The kinetics studies for the release of drug from IPN beads of MD 1:4-SCMXG and MD 1:4-SCMXG-SCMC were performed by Korsmeyer Peppas model. The values of correlation coefficient (r2) and diffusion exponent (n) are shown in Table 4. The n value indicates the type of release mechanism. The values of n between 0.45 and 0.85 are due to the diffusion controlled and swelling controlled transport mechanism (anomalous/non-Fickian transport); the values above 0.85 indicate case II transport mechanism (zero order) which signifies that polymer relaxation takes place during polymer swelling. The n value depends on cross-linking concentration of Al3+ in IPN beads and it increases with the increase of cross-linking concentration. The n value also increases with the increase of cross-linking time. The release of Ofl was found to be governed by anomalous (non-fickian) diffusion controlled mechanism in case of 2% of cross-linking and 30 min of gelation time, whereas for IPN beads prepared with 3% cross-linking and 60 min gelation time the n value increased and showed the zero order release mechanism. The drug release for MD 1:4-SCMXG with 3% AlCl3 solution was found to be more than MD 1:4-SCMXG-SCMC with 3% AlCl3 solution. The slow drug release of MD 1:4-SCMXG-SCMC with 3% AlCl3 solution might be due to having more cross-linking sites as compared to those of MD 1:4-SCMXG with 3% AlCl3 solution. So at higher cross-linking concentration, a rigid IPN matrix with less porosity was formed, which restricted the swelling of IPN beads and also movement of the drug molecules. As the crosslinking concentration increased the drug release mechanism was changed to (non- fickian) diffusion to zero order release mechanism [37].

Conclusions

Among the DRCs prepared, the most efficient in masking the bitter taste of Ofl was MD 1:4. The taste masking was due to the formation of complex between drug and MD. MD 1:4 was characterized using different analytical techniques to confirm the formation of DRC. FT-IR confirmed the possible interaction between the drug and MD. P-XRD and DSC described that the drug was in amorphous state in MD 1:4. In vitro release study showed complete release of Ofl at gastric pH within 30 min.

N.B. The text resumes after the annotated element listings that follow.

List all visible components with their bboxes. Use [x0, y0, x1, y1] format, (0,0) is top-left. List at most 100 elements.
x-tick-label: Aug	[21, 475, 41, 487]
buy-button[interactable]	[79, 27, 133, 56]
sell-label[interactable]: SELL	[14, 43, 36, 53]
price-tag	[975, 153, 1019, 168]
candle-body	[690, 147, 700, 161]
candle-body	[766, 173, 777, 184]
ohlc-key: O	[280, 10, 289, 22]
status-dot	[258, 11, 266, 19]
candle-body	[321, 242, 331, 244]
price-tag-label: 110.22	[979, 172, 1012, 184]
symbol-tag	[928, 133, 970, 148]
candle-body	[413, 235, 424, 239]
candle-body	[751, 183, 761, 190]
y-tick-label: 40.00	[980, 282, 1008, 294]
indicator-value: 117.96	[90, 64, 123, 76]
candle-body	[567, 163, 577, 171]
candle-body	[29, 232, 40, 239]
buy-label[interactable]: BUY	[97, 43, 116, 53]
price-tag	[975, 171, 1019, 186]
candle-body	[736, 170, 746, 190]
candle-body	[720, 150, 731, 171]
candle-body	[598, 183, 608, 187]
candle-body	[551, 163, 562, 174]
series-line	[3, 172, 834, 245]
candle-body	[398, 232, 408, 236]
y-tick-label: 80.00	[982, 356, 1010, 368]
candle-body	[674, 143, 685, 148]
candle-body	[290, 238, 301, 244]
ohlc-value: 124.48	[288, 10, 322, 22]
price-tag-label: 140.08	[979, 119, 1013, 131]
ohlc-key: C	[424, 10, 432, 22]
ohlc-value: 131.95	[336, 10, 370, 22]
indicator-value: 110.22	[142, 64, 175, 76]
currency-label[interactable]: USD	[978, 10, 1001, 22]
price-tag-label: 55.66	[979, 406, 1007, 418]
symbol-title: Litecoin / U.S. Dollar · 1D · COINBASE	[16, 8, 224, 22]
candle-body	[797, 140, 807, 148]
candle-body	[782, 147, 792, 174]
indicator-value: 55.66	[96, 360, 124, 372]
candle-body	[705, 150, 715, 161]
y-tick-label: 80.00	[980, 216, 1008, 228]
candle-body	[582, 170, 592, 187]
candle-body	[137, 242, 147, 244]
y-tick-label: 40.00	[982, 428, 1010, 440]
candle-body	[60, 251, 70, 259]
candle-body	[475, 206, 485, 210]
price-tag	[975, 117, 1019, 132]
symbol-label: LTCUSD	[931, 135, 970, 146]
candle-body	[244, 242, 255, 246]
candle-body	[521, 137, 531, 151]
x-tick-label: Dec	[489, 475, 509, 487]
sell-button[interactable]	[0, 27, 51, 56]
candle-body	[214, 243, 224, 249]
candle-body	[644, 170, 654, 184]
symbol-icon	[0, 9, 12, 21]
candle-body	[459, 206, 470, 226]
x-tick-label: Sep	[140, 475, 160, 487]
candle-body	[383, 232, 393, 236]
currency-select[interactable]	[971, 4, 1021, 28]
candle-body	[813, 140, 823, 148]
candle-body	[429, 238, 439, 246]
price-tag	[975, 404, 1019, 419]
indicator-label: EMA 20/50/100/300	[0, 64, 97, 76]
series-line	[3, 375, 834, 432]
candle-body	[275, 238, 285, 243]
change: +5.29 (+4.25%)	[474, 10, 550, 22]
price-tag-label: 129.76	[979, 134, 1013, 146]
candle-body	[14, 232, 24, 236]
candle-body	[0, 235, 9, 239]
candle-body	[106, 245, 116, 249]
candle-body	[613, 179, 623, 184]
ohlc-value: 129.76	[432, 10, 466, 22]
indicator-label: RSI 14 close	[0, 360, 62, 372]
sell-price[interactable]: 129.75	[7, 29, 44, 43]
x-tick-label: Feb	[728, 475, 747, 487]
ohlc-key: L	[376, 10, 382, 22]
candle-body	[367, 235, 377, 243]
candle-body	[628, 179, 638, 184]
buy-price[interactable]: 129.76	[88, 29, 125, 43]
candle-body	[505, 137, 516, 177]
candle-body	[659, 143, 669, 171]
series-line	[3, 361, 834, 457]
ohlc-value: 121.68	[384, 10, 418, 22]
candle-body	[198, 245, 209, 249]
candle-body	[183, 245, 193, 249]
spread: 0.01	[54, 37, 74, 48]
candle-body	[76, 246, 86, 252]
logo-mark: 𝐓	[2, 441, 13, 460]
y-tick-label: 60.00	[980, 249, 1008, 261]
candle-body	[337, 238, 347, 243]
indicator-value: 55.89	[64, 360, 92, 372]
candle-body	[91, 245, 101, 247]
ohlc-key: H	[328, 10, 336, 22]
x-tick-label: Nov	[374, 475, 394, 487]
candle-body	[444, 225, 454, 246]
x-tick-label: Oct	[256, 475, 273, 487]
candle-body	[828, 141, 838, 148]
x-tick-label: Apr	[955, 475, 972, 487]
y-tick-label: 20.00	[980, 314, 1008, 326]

IPN beads were prepared with MD 1:4 by following ionic cross-linking method for the sustained release study of Ofl. MD 1:4-SCMXG-SCMC showed sustained release at both the intestinal and gastric pH without initial burst. The kinetics study showed the release of Ofl depended on the percentage of cross-linking during formation of IPN beads. Cross-linking carried out in 30 min with 2% AlCl3 showed anomalous drug release whereas with 3% AlCl3 and in 60 min the drug release followed zero order mechanism.

Conflicts of interest

The authors declare that there are no conflicts of interest.